Abstract
Many fungal pathogens are carried and transmitted by seeds. These pathogens affect germination and seed quality. Their transmission from the germinating seed to seedling causes many diseases in crops. Seed defense mechanisms during germination are poorly documented. RNA-seq experiments were used to describe the molecular mechanisms involved in seed interaction with a necrotrophic fungus. Here the Arabidopsis thaliana/Alternaria brassicicola pathosystem was used to perform dual-transcriptomic approach. Arabidopsis thaliana seeds and necrotrophic fungus transcripts were identified at critical germination and seedling establishment stages. Total RNA was extracted from healthy and infected germinating seeds and seedlings at 3, 6 and 10 days after sowing.
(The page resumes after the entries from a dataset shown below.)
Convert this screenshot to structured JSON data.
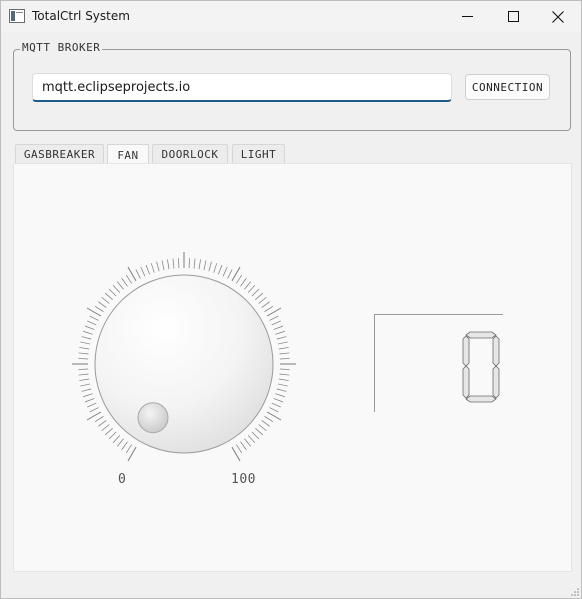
{
  "window": {
    "title": "TotalCtrl System",
    "controls": {
      "minimize": "minimize-icon",
      "maximize": "maximize-icon",
      "close": "close-icon"
    }
  },
  "broker": {
    "group_title": "MQTT BROKER",
    "input_value": "mqtt.eclipseprojects.io",
    "connect_label": "CONNECTION"
  },
  "tabs": [
    {
      "label": "GASBREAKER",
      "active": false
    },
    {
      "label": "FAN",
      "active": true
    },
    {
      "label": "DOORLOCK",
      "active": false
    },
    {
      "label": "LIGHT",
      "active": false
    }
  ],
  "fan": {
    "dial": {
      "min_label": "0",
      "max_label": "100",
      "value": 0
    },
    "display_value": "0"
  },
  "colors": {
    "accent": "#1d5a86",
    "frame": "#9a9a9a"
  }
}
Transcript libraries were made and sequenced, then fungal and plant short reads were mapped and quantified respectively against Arabidopsis thaliana and Alternaria brassicicola reference transcriptomes. This dual-transcriptomic approach revealed that 3409, 7506 and 8589 Arabidopsis thaliana genes showed a differential expression at respectevely 3, 6 and 10 days after sowing between healthy and infected seeds, including 1192 genes differentially expressed at the three studied stages. Moreover, in this experiement, we also identified the dynamic of the transcript changes occurring at the same stages in the necrotrophic fungus concomitantly during germination and seedling establishment.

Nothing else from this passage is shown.